The Product of Service

June 21, 2024 by Lydia Hicks
Photo of Diane Zashin, The Product of Service, Pride Month 2024

To commemorate Pride Month in June, NATA Now is highlighting student members who serve on their state, district or national LGBTQ+ Advisory Committee and sharing insight into their impact on the profession.

“Service” is the word that comes to mind when Diane Zashin, MAT, ATC, describes her motive behind pursuing athletic training.

Having recently graduated with a Master of Athletic Training from the University of Arkansas, Zashin said athletic training empowers her to form meaningful relationships with her patients as she serves them through difficult and joyful times.

“Being able to be in a health care profession that allows me to have those relationships and be around a competitive sports environment were all aspects that inspired me to pursue athletic training,” she said.

With her newly acquired AT certification, Zashin now works at the University of Kentucky as an athletic training fellow.

Along with her professional endeavors, Zashin has served as the NATA Student Leadership Committee District Six representative advocating for AT students and chairing the SLC Planning Subcommittee. She has also acted as SLC liaison to the NATA LGBTQ+ Advisory Committee, supporting the interests of the LGBTQIA+ community among students.

Read on as Zashin reflects on her service to the profession and the growth it has produced within her.


What was your first volunteer position within the athletic training profession and why did you get involved?

My first volunteer position within the athletic training profession was on the NATA Student Leadership Committee. I chose to get involved due to my passion to serve. I have consistently been in leadership roles and believe that I get the most out of experiences when I get involved. Throughout my role on SLC, I have been able to get more exposure to NATA and have more passion for the athletic training profession as a whole.

Tell us about your current position as NATA LGBTQ+ Advisory Committee student liaison on behalf of the NATA Student Leadership Committee and what you hope to accomplish in this role.

My current role is to represent SLC and communicate with the NATA LGBTQ+ Advisory Committee.

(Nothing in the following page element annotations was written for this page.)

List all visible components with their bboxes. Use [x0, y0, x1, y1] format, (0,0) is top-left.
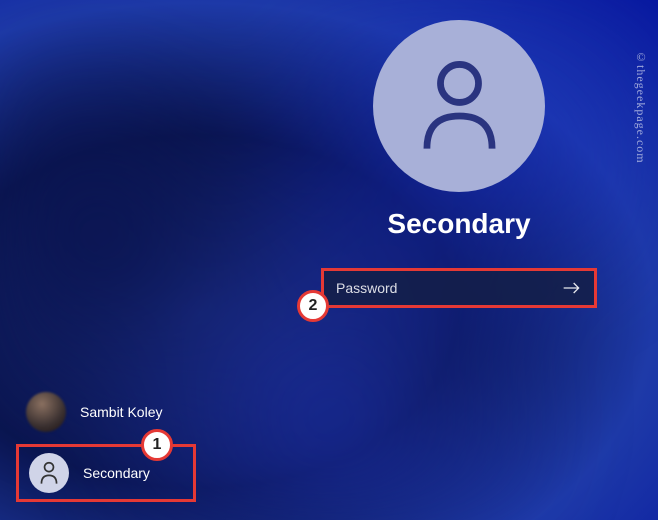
login-panel: Secondary 2 — [299, 20, 619, 308]
avatar-generic — [29, 453, 69, 493]
arrow-right-icon — [562, 281, 582, 295]
password-input[interactable] — [336, 280, 562, 296]
person-icon — [38, 461, 60, 485]
submit-arrow-button[interactable] — [562, 281, 582, 295]
active-username: Secondary — [387, 208, 530, 240]
avatar-photo — [26, 392, 66, 432]
user-item-sambit[interactable]: Sambit Koley — [16, 386, 196, 438]
user-item-secondary[interactable]: 1 Secondary — [16, 444, 196, 502]
password-field-wrapper — [321, 268, 597, 308]
person-icon — [417, 59, 502, 154]
watermark-text: ©thegeekpage.com — [633, 50, 648, 164]
user-label: Sambit Koley — [80, 404, 162, 420]
password-container: 2 — [321, 268, 597, 308]
annotation-badge-2: 2 — [297, 290, 329, 322]
user-switcher-list: Sambit Koley 1 Secondary — [16, 386, 196, 502]
annotation-badge-1: 1 — [141, 429, 173, 461]
user-label: Secondary — [83, 465, 150, 481]
avatar-large — [373, 20, 545, 192]
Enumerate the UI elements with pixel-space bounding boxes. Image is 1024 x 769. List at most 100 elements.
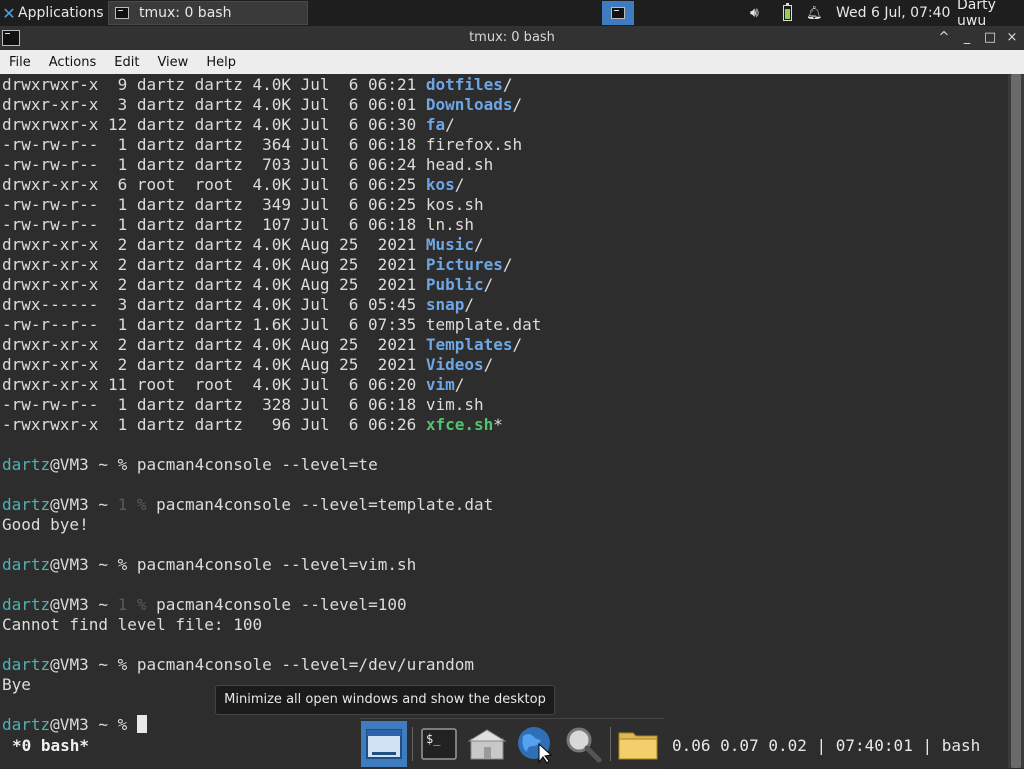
close-button[interactable]: ×	[1003, 29, 1021, 47]
listing-line: -rw-rw-r-- 1 dartz dartz 349 Jul 6 06:25…	[2, 195, 484, 215]
prompt-user: dartz	[2, 655, 51, 674]
dir-suffix: /	[474, 235, 484, 254]
applications-menu-button[interactable]: ✕ Applications	[0, 0, 104, 26]
home-folder-icon[interactable]	[464, 721, 510, 767]
window-titlebar[interactable]: tmux: 0 bash ^ _ □ ×	[0, 26, 1024, 50]
dir-suffix: /	[512, 335, 523, 354]
file-meta: drwxr-xr-x 2 dartz dartz 4.0K Aug 25 202…	[2, 335, 426, 354]
file-meta: drwxr-xr-x 2 dartz dartz 4.0K Aug 25 202…	[2, 235, 426, 254]
terminal-icon	[115, 7, 129, 19]
command-text: % pacman4console --level=/dev/urandom	[117, 655, 475, 674]
terminal-icon[interactable]: $_	[416, 721, 462, 767]
dir-suffix: /	[512, 95, 523, 114]
output-line: Cannot find level file: 100	[2, 615, 262, 635]
maximize-button[interactable]: □	[981, 29, 999, 47]
dir-suffix: /	[445, 115, 455, 134]
listing-line: drwxr-xr-x 11 root root 4.0K Jul 6 06:20…	[2, 375, 464, 395]
user-menu[interactable]: Darty uwu	[957, 0, 1024, 29]
output-line: Bye	[2, 675, 31, 695]
file-name: Templates	[425, 335, 513, 354]
file-name: kos.sh	[425, 195, 484, 214]
file-meta: drwxrwxr-x 12 dartz dartz 4.0K Jul 6 06:…	[2, 115, 426, 134]
file-name: snap	[425, 295, 465, 314]
command-text: pacman4console --level=100	[156, 595, 407, 614]
file-name: vim.sh	[425, 395, 484, 414]
file-meta: drwxr-xr-x 2 dartz dartz 4.0K Aug 25 202…	[2, 255, 426, 274]
prompt-line: dartz@VM3 ~ % pacman4console --level=te	[2, 455, 378, 475]
listing-line: drwxr-xr-x 2 dartz dartz 4.0K Aug 25 202…	[2, 235, 484, 255]
menu-edit[interactable]: Edit	[105, 55, 148, 70]
prompt-symbol: %	[117, 715, 137, 734]
clock[interactable]: Wed 6 Jul, 07:40	[836, 5, 950, 21]
battery-icon[interactable]	[783, 3, 792, 21]
prompt-line: dartz@VM3 ~ 1 % pacman4console --level=t…	[2, 495, 493, 515]
show-desktop-icon[interactable]	[361, 721, 407, 767]
window-title: tmux: 0 bash	[469, 30, 555, 45]
file-name: template.dat	[425, 315, 542, 334]
listing-line: -rw-rw-r-- 1 dartz dartz 328 Jul 6 06:18…	[2, 395, 484, 415]
listing-line: -rw-rw-r-- 1 dartz dartz 703 Jul 6 06:24…	[2, 155, 493, 175]
shade-button[interactable]: ^	[935, 29, 953, 47]
volume-icon[interactable]: 🔊︎	[750, 5, 759, 21]
file-name: head.sh	[425, 155, 494, 174]
prompt-user: dartz	[2, 595, 51, 614]
menu-bar: File Actions Edit View Help	[0, 50, 1024, 74]
prompt-user: dartz	[2, 555, 51, 574]
minimize-button[interactable]: _	[958, 29, 976, 47]
xfce-logo-icon: ✕	[2, 3, 16, 23]
command-output: Cannot find level file: 100	[2, 615, 263, 634]
workspace-switcher[interactable]	[602, 1, 634, 25]
applications-label: Applications	[18, 5, 104, 21]
terminal-area[interactable]: drwxrwxr-x 9 dartz dartz 4.0K Jul 6 06:2…	[0, 74, 1008, 768]
menu-actions[interactable]: Actions	[40, 55, 106, 70]
listing-line: drwxr-xr-x 3 dartz dartz 4.0K Jul 6 06:0…	[2, 95, 522, 115]
file-name: dotfiles	[425, 75, 503, 94]
listing-line: drwxr-xr-x 6 root root 4.0K Jul 6 06:25 …	[2, 175, 464, 195]
prompt-host: @VM3 ~	[50, 595, 118, 614]
file-name: Music	[425, 235, 475, 254]
prompt-line: dartz@VM3 ~ % pacman4console --level=vim…	[2, 555, 416, 575]
listing-line: drwxrwxr-x 12 dartz dartz 4.0K Jul 6 06:…	[2, 115, 455, 135]
notification-bell-icon[interactable]: 🔔︎	[806, 6, 823, 21]
file-name: firefox.sh	[425, 135, 523, 154]
dir-suffix: /	[483, 355, 494, 374]
taskbar-window-button[interactable]: tmux: 0 bash	[108, 1, 308, 25]
menu-help[interactable]: Help	[197, 55, 245, 70]
command-output: Bye	[2, 675, 31, 694]
file-meta: drwxr-xr-x 2 dartz dartz 4.0K Aug 25 202…	[2, 355, 426, 374]
dir-suffix: /	[454, 175, 465, 194]
listing-line: drwxrwxr-x 9 dartz dartz 4.0K Jul 6 06:2…	[2, 75, 513, 95]
exit-code: 1 %	[117, 495, 157, 514]
dir-suffix: /	[464, 295, 475, 314]
terminal-scrollbar[interactable]	[1008, 74, 1024, 768]
command-text: pacman4console --level=template.dat	[156, 495, 494, 514]
menu-view[interactable]: View	[148, 55, 197, 70]
menu-file[interactable]: File	[0, 55, 40, 70]
dir-suffix: /	[483, 275, 494, 294]
dir-suffix: /	[454, 375, 465, 394]
top-panel: ✕ Applications tmux: 0 bash 🔊︎ 🔔︎ Wed 6 …	[0, 0, 1024, 29]
tmux-status-right: 0.06 0.07 0.02 | 07:40:01 | bash	[672, 736, 981, 755]
listing-line: -rw-rw-r-- 1 dartz dartz 107 Jul 6 06:18…	[2, 215, 474, 235]
svg-text:$_: $_	[426, 732, 441, 746]
listing-line: drwxr-xr-x 2 dartz dartz 4.0K Aug 25 202…	[2, 335, 522, 355]
exe-suffix: *	[493, 415, 503, 434]
app-finder-icon[interactable]	[560, 721, 606, 767]
listing-line: drwxr-xr-x 2 dartz dartz 4.0K Aug 25 202…	[2, 255, 513, 275]
web-browser-icon[interactable]	[512, 721, 558, 767]
listing-line: drwxr-xr-x 2 dartz dartz 4.0K Aug 25 202…	[2, 275, 493, 295]
dir-suffix: /	[502, 255, 513, 274]
listing-line: drwxr-xr-x 2 dartz dartz 4.0K Aug 25 202…	[2, 355, 493, 375]
file-meta: drwxrwxr-x 9 dartz dartz 4.0K Jul 6 06:2…	[2, 75, 426, 94]
prompt-host: @VM3 ~	[50, 555, 118, 574]
file-name: xfce.sh	[425, 415, 494, 434]
prompt-line: dartz@VM3 ~ 1 % pacman4console --level=1…	[2, 595, 407, 615]
scrollbar-thumb[interactable]	[1011, 74, 1021, 768]
prompt-user: dartz	[2, 715, 51, 734]
prompt-user: dartz	[2, 495, 51, 514]
output-line: Good bye!	[2, 515, 89, 535]
file-meta: drwx------ 3 dartz dartz 4.0K Jul 6 05:4…	[2, 295, 426, 314]
file-meta: -rw-rw-r-- 1 dartz dartz 703 Jul 6 06:24	[2, 155, 426, 174]
file-name: fa	[425, 115, 446, 134]
file-manager-icon[interactable]	[615, 721, 661, 767]
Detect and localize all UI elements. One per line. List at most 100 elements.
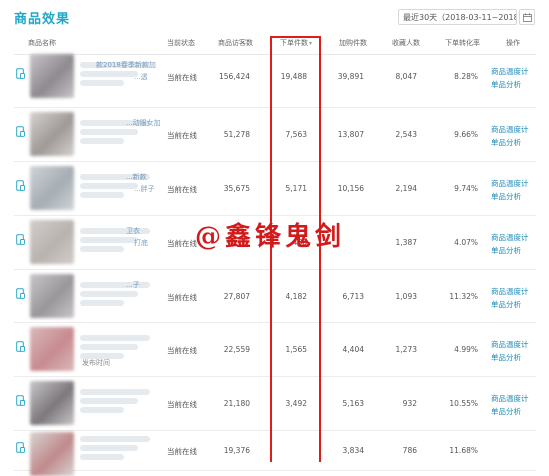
- visitors-cell: 35,675: [223, 184, 250, 193]
- product-title-blurred: [80, 138, 124, 144]
- product-title-blurred: [80, 80, 124, 86]
- status-cell: 当前在线: [167, 131, 197, 140]
- conversion-cell: 11.32%: [449, 292, 478, 301]
- mobile-device-icon: [16, 438, 25, 453]
- product-title-blurred: [80, 183, 138, 189]
- product-thermometer-link[interactable]: 商品温度计: [491, 178, 529, 189]
- product-title-blurred: [80, 445, 138, 451]
- status-cell: 当前在线: [167, 239, 197, 248]
- favorites-cell: 2,543: [395, 130, 417, 139]
- carts-cell: 39,891: [337, 72, 364, 81]
- single-product-analysis-link[interactable]: 单品分析: [491, 406, 521, 417]
- mobile-device-icon: [16, 391, 25, 406]
- status-cell: 当前在线: [167, 73, 197, 82]
- conversion-cell: 10.55%: [449, 399, 478, 408]
- single-product-analysis-link[interactable]: 单品分析: [491, 299, 521, 310]
- product-title-blurred: [80, 291, 138, 297]
- product-thumbnail[interactable]: [30, 220, 74, 264]
- single-product-analysis-link[interactable]: 单品分析: [491, 79, 521, 90]
- product-thermometer-link[interactable]: 商品温度计: [491, 232, 529, 243]
- publish-time-label: 发布时间: [82, 359, 110, 367]
- product-title-blurred: [80, 398, 138, 404]
- product-title-blurred: [80, 407, 124, 413]
- favorites-cell: 1,093: [395, 292, 417, 301]
- conversion-cell: 8.28%: [454, 72, 478, 81]
- product-thumbnail[interactable]: [30, 166, 74, 210]
- product-title-blurred: [80, 246, 124, 252]
- calendar-icon: [523, 13, 532, 22]
- single-product-analysis-link[interactable]: 单品分析: [491, 191, 521, 202]
- favorites-cell: 1,387: [395, 238, 417, 247]
- product-title-blurred: [80, 436, 150, 442]
- product-title-blurred: [80, 300, 124, 306]
- mobile-device-icon: [16, 176, 25, 191]
- mobile-device-icon: [16, 337, 25, 352]
- product-title-blurred: [80, 454, 124, 460]
- favorites-cell: 786: [402, 446, 417, 455]
- carts-cell: 6,713: [342, 292, 364, 301]
- calendar-button[interactable]: [519, 9, 535, 25]
- product-title-fragment: 打底: [134, 239, 148, 247]
- status-cell: 当前在线: [167, 400, 197, 409]
- product-title-fragment[interactable]: ...动服女加: [126, 118, 161, 128]
- product-title-blurred: [80, 237, 138, 243]
- date-range-select[interactable]: 最近30天（2018-03-11~2018-04-09）: [398, 9, 517, 25]
- visitors-cell: 21,180: [223, 399, 250, 408]
- status-cell: 当前在线: [167, 293, 197, 302]
- product-title-fragment[interactable]: ...新款: [126, 172, 147, 182]
- product-thermometer-link[interactable]: 商品温度计: [491, 339, 529, 350]
- status-cell: 当前在线: [167, 447, 197, 456]
- product-thermometer-link[interactable]: 商品温度计: [491, 124, 529, 135]
- page-title: 商品效果: [14, 12, 71, 27]
- status-cell: 当前在线: [167, 185, 197, 194]
- product-thermometer-link[interactable]: 商品温度计: [491, 393, 529, 404]
- conversion-cell: 4.99%: [454, 345, 478, 354]
- visitors-cell: 27,807: [223, 292, 250, 301]
- product-thumbnail[interactable]: [30, 432, 74, 476]
- mobile-device-icon: [16, 284, 25, 299]
- single-product-analysis-link[interactable]: 单品分析: [491, 137, 521, 148]
- favorites-cell: 2,194: [395, 184, 417, 193]
- carts-cell: 10,156: [337, 184, 364, 193]
- favorites-cell: 1,273: [395, 345, 417, 354]
- product-thermometer-link[interactable]: 商品温度计: [491, 286, 529, 297]
- product-title-blurred: [80, 71, 138, 77]
- carts-cell: 4,404: [342, 345, 364, 354]
- product-title-fragment: ...透: [134, 73, 148, 81]
- conversion-cell: 4.07%: [454, 238, 478, 247]
- watermark-text: @鑫锋鬼剑: [195, 222, 346, 252]
- product-title-blurred: [80, 335, 150, 341]
- product-thumbnail[interactable]: [30, 274, 74, 318]
- product-title-blurred: [80, 192, 124, 198]
- conversion-cell: 9.74%: [454, 184, 478, 193]
- visitors-cell: 22,559: [223, 345, 250, 354]
- single-product-analysis-link[interactable]: 单品分析: [491, 352, 521, 363]
- conversion-cell: 11.68%: [449, 446, 478, 455]
- product-thermometer-link[interactable]: 商品温度计: [491, 66, 529, 77]
- product-thumbnail[interactable]: [30, 381, 74, 425]
- mobile-device-icon: [16, 122, 25, 137]
- single-product-analysis-link[interactable]: 单品分析: [491, 245, 521, 256]
- visitors-cell: 156,424: [218, 72, 250, 81]
- favorites-cell: 8,047: [395, 72, 417, 81]
- status-cell: 当前在线: [167, 346, 197, 355]
- mobile-device-icon: [16, 64, 25, 79]
- product-title-fragment[interactable]: ...子: [126, 280, 140, 290]
- product-title-blurred: [80, 344, 138, 350]
- product-title-blurred: [80, 389, 150, 395]
- product-title-fragment[interactable]: 款2018春季新款加: [96, 60, 156, 70]
- visitors-cell: 19,376: [223, 446, 250, 455]
- product-thumbnail[interactable]: [30, 327, 74, 371]
- carts-cell: 5,163: [342, 399, 364, 408]
- carts-cell: 3,834: [342, 446, 364, 455]
- product-thumbnail[interactable]: [30, 54, 74, 98]
- product-title-fragment: ...胖子: [134, 185, 155, 193]
- favorites-cell: 932: [402, 399, 417, 408]
- product-thumbnail[interactable]: [30, 112, 74, 156]
- carts-cell: 13,807: [337, 130, 364, 139]
- mobile-device-icon: [16, 230, 25, 245]
- page-header: 商品效果 最近30天（2018-03-11~2018-04-09）: [0, 0, 549, 34]
- product-title-blurred: [80, 129, 138, 135]
- product-title-fragment[interactable]: 卫衣: [126, 226, 140, 236]
- conversion-cell: 9.66%: [454, 130, 478, 139]
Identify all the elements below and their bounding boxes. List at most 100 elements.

I am there to provide updates to SLC with initiatives that the NATA LGBTQ+ Advisory Committee is completing and be there for any collaboration opportunities between the two entities.

Why is representation in leadership important and how does it impact the profession?

Representation through leadership is beyond important. I believe the best way to make an impact on a profession is through leadership initiatives. Being able to serve, listen to members of the profession and create initiatives that directly enhance athletic training are all ways that leadership can impact the profession.

How has volunteering helped you grow personally and professionally?

Volunteering has allowed me to grow my interpersonal skills, helping me gain confidence working with a team, and improve my collaborative skills. Professionally, I have been able to network with peers and established professionals. This has allowed me to make connections and enabled me to be intertwined within the profession.

What’s your fondest memory of serving so far?

My fondest memory has been interacting with students across the country and listening to their opinions to help improve the athletic training student experience. With their input, I have been fortunate to work with SLC to plan this year’s Athletic Training Student Seminar (ATSS) at the 75th NATA Clinical Symposia & AT Expo, which presents topics pertaining to students’ interests and covering subjects that they have the desire to hear about. I am excited to see the final product of the SLC Planning Subcommittee at ATSS during NATA 2024, June 25-28 in New Orleans.

What advice do you have for other athletic trainers who want to give back to the profession? 

For other athletic trainers who want to give back to the profession, I recommend finding ways to get involved at the state, regional, district or national level. Being able to serve benefits the profession and yourself through your member feedback used to improve the profession. Getting involved gives you the best opportunity to grow personally through interpersonal skills and professionally through networking opportunities.